- Episode no.: Season 5 Episode 12
- Directed by: P. J. Pesce
- Written by: Alison Schapker
- Production code: 3X7512
- Original air date: January 18, 2013

Guest appearances
- Michael Kopsa as Captain Windmark; Lance Reddick as Phillip Broyles; Seth Gabel as Lincoln Lee; Michael Cerveris as September; James Kidnie as the Commander;

Episode chronology
| ← Previous "The Boy Must Live" | Next → "An Enemy of Fate" |
- Fringe season 5

= Liberty (Fringe) =

"Liberty" is the twelfth episode of the fifth season of the Fox science-fiction/drama television series Fringe, and the show's 99th and penultimate episode. It aired on January 18, 2013, with the series finale, "An Enemy of Fate", in the United States on Fox and in the UK and Ireland on Sky1.

==Plot==
After Michael gives himself up to Captain Windmark, he is taken to a security facility on Liberty Island, where Windmark attempts to study Michael. Windmark finds the boy's mind impossible to read and orders more invasive diagnostics to determine what Michael is. Discovering that the boy's intelligence exceeds that of the Observers while his emotional capacity exceeds that of standard humans, Windmark returns to 2609 to suggest to his superior that they destroy the child to protect themselves, but instead is told to simply "disassemble" the boy for future study.

Broyles learns of Michael's location and relays it to the Fringe team, but cautions them that the facility is nearly impossible to infiltrate. While brainstorming, Olivia suggests that she be re-injected with Cortexiphan to let her cross over to the parallel universe, travel to Liberty Island there, cross back and retrieve Michael, and then repeat these steps to get back safely. However, Peter worries about the effects of re-dosing Olivia with potentially lethal levels of the drug, while Walter is concerned with the unknown condition of the parallel universe. Astrid suggests using the window ("Peter") to determine the state of the parallel universe, and through this, they find that there are no signs of the Observer invasion there, giving Olivia's plan credibility.

While September returns to the lab to start assembly of the device to send Michael into the future, the Fringe team goes to an underground safehouse to prepare Olivia for crossing over. Walter administers four doses—one for each expected crossing—despite the harm it does to her. As the drug takes effect, Peter and Walter have a discussion about the nature of sacrifice. When Olivia recovers from the injections, Walter warns her of how long she has and that jumping too fast will cause rapid withdrawal symptoms.

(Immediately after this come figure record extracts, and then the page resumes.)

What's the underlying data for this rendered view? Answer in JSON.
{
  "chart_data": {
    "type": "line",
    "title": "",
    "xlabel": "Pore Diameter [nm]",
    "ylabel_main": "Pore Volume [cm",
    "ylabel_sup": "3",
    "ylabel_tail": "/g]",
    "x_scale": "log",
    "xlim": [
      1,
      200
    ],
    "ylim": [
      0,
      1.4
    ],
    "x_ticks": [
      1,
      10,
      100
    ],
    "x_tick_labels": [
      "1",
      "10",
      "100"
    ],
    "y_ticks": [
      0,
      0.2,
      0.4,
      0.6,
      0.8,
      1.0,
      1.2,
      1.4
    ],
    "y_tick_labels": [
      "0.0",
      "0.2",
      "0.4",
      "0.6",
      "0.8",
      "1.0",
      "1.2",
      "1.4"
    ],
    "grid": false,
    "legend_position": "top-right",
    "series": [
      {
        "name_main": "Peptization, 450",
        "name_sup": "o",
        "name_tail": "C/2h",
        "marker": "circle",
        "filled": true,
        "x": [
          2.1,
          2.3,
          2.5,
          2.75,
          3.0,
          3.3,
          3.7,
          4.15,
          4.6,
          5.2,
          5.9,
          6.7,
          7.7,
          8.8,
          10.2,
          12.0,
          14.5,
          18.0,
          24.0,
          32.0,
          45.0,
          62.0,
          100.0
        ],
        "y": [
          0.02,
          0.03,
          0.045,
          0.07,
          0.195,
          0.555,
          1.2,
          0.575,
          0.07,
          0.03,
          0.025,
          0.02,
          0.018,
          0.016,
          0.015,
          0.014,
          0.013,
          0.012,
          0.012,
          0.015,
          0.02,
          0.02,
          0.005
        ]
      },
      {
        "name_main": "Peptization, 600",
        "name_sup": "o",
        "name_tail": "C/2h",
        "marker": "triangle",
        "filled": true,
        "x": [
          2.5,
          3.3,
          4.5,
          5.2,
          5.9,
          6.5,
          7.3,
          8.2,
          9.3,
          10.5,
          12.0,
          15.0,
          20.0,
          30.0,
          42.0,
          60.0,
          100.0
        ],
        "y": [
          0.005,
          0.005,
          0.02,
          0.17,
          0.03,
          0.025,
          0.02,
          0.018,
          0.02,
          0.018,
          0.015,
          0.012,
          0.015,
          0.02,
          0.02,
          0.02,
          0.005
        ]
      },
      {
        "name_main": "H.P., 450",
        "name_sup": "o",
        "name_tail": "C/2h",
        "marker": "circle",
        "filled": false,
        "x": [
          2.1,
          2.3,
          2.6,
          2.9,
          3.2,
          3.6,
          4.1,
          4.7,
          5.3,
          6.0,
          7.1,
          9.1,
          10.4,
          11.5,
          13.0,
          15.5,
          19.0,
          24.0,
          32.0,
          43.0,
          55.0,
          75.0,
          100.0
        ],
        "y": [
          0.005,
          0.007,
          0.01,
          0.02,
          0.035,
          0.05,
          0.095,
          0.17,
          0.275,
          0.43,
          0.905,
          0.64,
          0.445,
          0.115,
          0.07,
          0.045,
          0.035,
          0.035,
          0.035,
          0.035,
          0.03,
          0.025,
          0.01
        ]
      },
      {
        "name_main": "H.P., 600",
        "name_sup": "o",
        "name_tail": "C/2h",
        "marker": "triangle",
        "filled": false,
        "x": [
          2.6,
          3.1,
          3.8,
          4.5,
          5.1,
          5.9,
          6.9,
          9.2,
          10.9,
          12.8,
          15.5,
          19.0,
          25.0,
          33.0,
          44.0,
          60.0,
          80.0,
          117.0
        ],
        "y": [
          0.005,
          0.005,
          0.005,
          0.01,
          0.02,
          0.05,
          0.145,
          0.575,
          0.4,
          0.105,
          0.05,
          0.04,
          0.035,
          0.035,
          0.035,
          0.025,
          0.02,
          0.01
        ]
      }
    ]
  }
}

Olivia jumps near the site of the parallel-universe Fringe Division building, where she is met by her doppelganger and current leader of Fringe Division, Fauxlivia, and her former partner from the prime universe, Lincoln Lee; the two have since married and have a son. They arrange transport to Liberty Island and take her to the coordinates they believe Michael is being kept at; Olivia crosses over but finds too late that the boy is being taken to surgery, while she herself starts experiencing double visions of the two universes. She fights her way through Observers, and stops the operation in time, with Michael smiling at the sight of her. With the boy, Olivia crosses back over, where Fauxlivia and Lincoln help to stop an Observer who followed her back across. Olivia thanks them for their help and crosses back over at Battery Park with Michael.

In the conclusion, Windmark discovers that Broyles has relayed Michael's location to the Fringe team. Meanwhile, September has completed the device, but one component fails to work. He goes to December, and requests a favor.

==Production==
The episode was written by co-executive producer Alison Schapker, marking her third credit of the season. Schapker wrote a total of ten episodes over the entire series run. The episode was directed by P. J. Pesce, his second directing for the series after previously directing "An Origin Story".

==Themes and analysis==
The concept of liberty was a prominent theme of the episode, as seen through the use of the Statue of Liberty and the episode's title.

==Reception==
===Ratings===
The combined showing of "Liberty" and "An Enemy of Fate" earned Fringe its highest ratings for the season, with 3.2 million viewers and a 1.0 rating for adults 18-49.

===Reviews===
Ramsey Isler of IGN gave "Liberty" a very positive review, calling it "an episode that showcased just how good this show can be when it's at the top of its game." Isler thought the plot ideas were "executed perfectly", and enjoyed the return of Broyles. Isler also enjoyed seeing the alternate universe one more time, but felt it was too short-lived. Isler gave the episode a score of 9.1 out of 10. After the conclusion of the series, Isler later named the episode the 10th best episode of Fringe, saying it "is an episode that pulls off the clever trick of being action-oriented while enhancing the story through a subtle metaphorical theme." Noel Murray of The A.V. Club said the episode "takes a while to get going, though it ramps up considerably in its second half." Murray called the second half "much more exciting", and the Michael rescue scene "genuinely suspenseful". He gave the two-part finale a collective grade of an "A−".